Businesses are rushing to adopt AI tools that they believe will significantly improve productivity. But one professor warned that technology could be quietly hollowing out the workforce instead.

Anastasia Berg, an assistant professor of philosophy at the University of California, Irvine, said new research and what she’s heard directly from colleagues across industries shows that workers who rely heavily on AI are losing core skills at an alarming rate.

“We have a tremendous amount of empirical data on the issue of skill attrition and skill atrophy,” Berg said on The Philosopher podcast this week. “We often talk about what it takes to acquire a skill,” but it’s also necessary to maintain the skill, she said.

Although Berg did not cite any specific studies, research from Oxford University Press and journals such as Springer and MDPI suggests that AI may increase the speed and motivation of learning, but often at the expense of depth, critical thinking, creativity, and long-term skill development.

AI may be harming the workers who need to learn the most

Berg said the workers most vulnerable to this deskilling effect are younger workers.

She said this is not just an issue in humanities subjects. Computer science professors say students and young developers are relying so heavily on AI tools that they are no longer able to learn how to write and debug code on their own.

“It’s another thing for senior programmers to use AI,” she said. But juniors can’t help but use it, so it’s no good.

Because they rely on AI from day one, Berg says, they never build the foundational knowledge needed to understand how the AI ​​works, much less validate or modify it.

AI is becoming a crutch outside of work

Berg said reliance on AI extends far beyond the workplace. Adults are now turning to chatbots for everything from emotional support to everyday decision-making. She believes this change has undermined her ability to make independent judgments.

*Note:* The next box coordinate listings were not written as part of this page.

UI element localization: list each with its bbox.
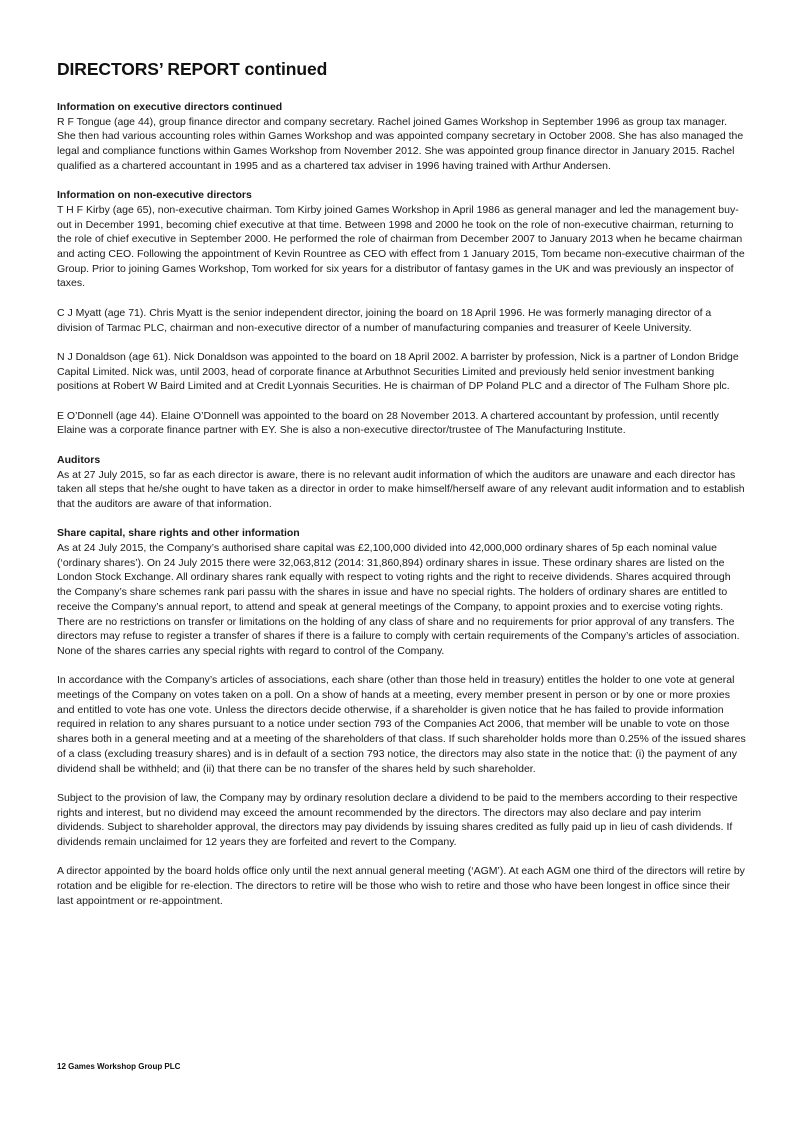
report-body	[57, 100, 747, 923]
section-heading: Information on non-executive directors	[57, 189, 252, 202]
section-heading: Information on executive directors continued	[57, 101, 283, 113]
section-heading: Share capital, share rights and other information	[57, 527, 300, 540]
paragraph-share-capital: As at 24 July 2015, the Company’s authorised share capital was £2,100,000 divided into 42,000,000 ordinary shares of 5p each nominal value (‘ordinary shares’). On 24 July 2015 there were 32,063,812 (2014: 31,860,894) ordinary shares in issue. These ordinary shares are listed on the London Stock Exchange. All ordinary shares rank equally with respect to voting rights and the right to receive dividends. Shares acquired through the Company’s share schemes rank pari passu with the shares in issue and have no special rights. The holders of ordinary shares are entitled to receive the Company’s annual report, to attend and speak at general meetings of the Company, to appoint proxies and to exercise voting rights. There are no restrictions on transfer or limitations on the holding of any class of share and no requirements for prior approval of any transfers. The directors may refuse to register a transfer of shares if there is a failure to comply with certain requirements of the Company’s articles of association. None of the shares carries any special rights with regard to control of the Company.	[57, 542, 740, 657]
paragraph-kirby: T H F Kirby (age 65), non-executive chairman. Tom Kirby joined Games Workshop in April 1986 as general manager and led the management buy-out in December 1991, becoming chief executive at that time. Between 1998 and 2000 he took on the role of non-executive chairman, returning to the role of chief executive in September 2000. He performed the role of chairman from December 2007 to January 2013 when he became chairman and acting CEO. Following the appointment of Kevin Rountree as CEO with effect from 1 January 2015, Tom became non-executive chairman of the Group. Prior to joining Games Workshop, Tom worked for six years for a distributor of fantasy games in the UK and was previously an inspector of taxes.	[57, 203, 745, 290]
paragraph-donaldson: N J Donaldson (age 61). Nick Donaldson was appointed to the board on 18 April 2002. A barrister by profession, Nick is a partner of London Bridge Capital Limited. Nick was, until 2003, head of corporate finance at Arbuthnot Securities Limited and previously held senior investment banking positions at Robert W Baird Limited and at Credit Lyonnais Securities. He is chairman of DP Poland PLC and a director of The Fulham Shore plc.	[57, 350, 739, 393]
section-auditors	[57, 453, 747, 512]
section-non-executive-directors	[57, 188, 747, 438]
paragraph-myatt: C J Myatt (age 71). Chris Myatt is the senior independent director, joining the board on 18 April 1996. He was formerly managing director of a division of Tarmac PLC, chairman and non-executive director of a number of manufacturing companies and treasurer of Keele University.	[57, 306, 712, 334]
paragraph-odonnell: E O’Donnell (age 44). Elaine O’Donnell was appointed to the board on 28 November 2013. A chartered accountant by profession, until recently Elaine was a corporate finance partner with EY. She is also a non-executive director/trustee of The Manufacturing Institute.	[57, 409, 719, 437]
section-share-capital	[57, 526, 747, 908]
section-heading: Auditors	[57, 453, 101, 466]
page-title: DIRECTORS’ REPORT continued	[57, 59, 328, 79]
paragraph-director-rotation: A director appointed by the board holds office only until the next annual general meeting (‘AGM’). At each AGM one third of the directors will retire by rotation and be eligible for re-election. The directors to retire will be those who wish to retire and those who have been longest in office since their last appointment or re-appointment.	[57, 865, 745, 907]
paragraph-dividends: Subject to the provision of law, the Company may by ordinary resolution declare a dividend to be paid to the members according to their respective rights and interest, but no dividend may exceed the amount recommended by the directors. The directors may also declare and pay interim dividends. Subject to shareholder approval, the directors may pay dividends by issuing shares credited as fully paid up in lieu of cash dividends. If dividends remain unclaimed for 12 years they are forfeited and revert to the Company.	[57, 791, 738, 849]
paragraph-tongue: R F Tongue (age 44), group finance director and company secretary. Rachel joined Games Workshop in September 1996 as group tax manager. She then had various accounting roles within Games Workshop and was appointed company secretary in October 2008. She has also managed the legal and compliance functions within Games Workshop from November 2012. She was appointed group finance director in January 2015. Rachel qualified as a chartered accountant in 1995 and as a chartered tax adviser in 1996 having trained with Arthur Andersen.	[57, 115, 744, 172]
section-executive-directors	[57, 100, 747, 174]
paragraph-auditors: As at 27 July 2015, so far as each director is aware, there is no relevant audit information of which the auditors are unaware and each director has taken all steps that he/she ought to have taken as a director in order to make himself/herself aware of any relevant audit information and to establish that the auditors are aware of that information.	[57, 468, 745, 510]
paragraph-voting-rights: In accordance with the Company’s articles of associations, each share (other than those held in treasury) entitles the holder to one vote at general meetings of the Company on votes taken on a poll. On a show of hands at a meeting, every member present in person or by one or more proxies and entitled to vote has one vote. Unless the directors decide otherwise, if a shareholder is given notice that he has failed to provide information required in relation to any shares pursuant to a notice under section 793 of the Companies Act 2006, that member will be unable to vote on those shares both in a general meeting and at a meeting of the shareholders of that class. If such shareholder holds more than 0.25% of the issued shares of a class (excluding treasury shares) and is in default of a section 793 notice, the directors may also state in the notice that: (i) the payment of any dividend shall be withheld; and (ii) that there can be no transfer of the shares held by such shareholder.	[57, 674, 746, 775]
page-footer: 12 Games Workshop Group PLC	[57, 1062, 181, 1071]
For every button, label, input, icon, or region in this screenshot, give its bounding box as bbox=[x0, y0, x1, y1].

“The vast majority, if not even close, of AI use among adults is not work-related,” she said, citing “constant advice,” “a lot of weird sociability,” and “emotional task management.”

An analysis of 1.58 million ChatGPT conversations by researchers from OpenAI, Duke University, and Harvard University found that by June 2025, 73% of messages from adult users were not work-related, but the study did not analyze specific non-work uses.

Such dependence weakens the cognitive abilities people need to not only perform professional tasks but also function independently in everyday life, she said.

A looming competency crisis

Berg’s point is that AI doesn’t just automate tasks; it automates the very process by which people develop skills.

As workers become dependent on AI, they lose the friction that powers their reasoning, problem-solving, and decision-making abilities.

“We’re forcing them to sacrifice the most basic level of their abilities,” she said. “The threat to their highest level of competency is simply tremendous.”

If companies continue to implement AI into all workflows in the name of efficiency, they could create a generation of employees who may seem productive on paper, but who need digital hands-on work to perform at their best, he said.

In other words, AI may not be enhancing the workforce. It may be gradually disintegrating.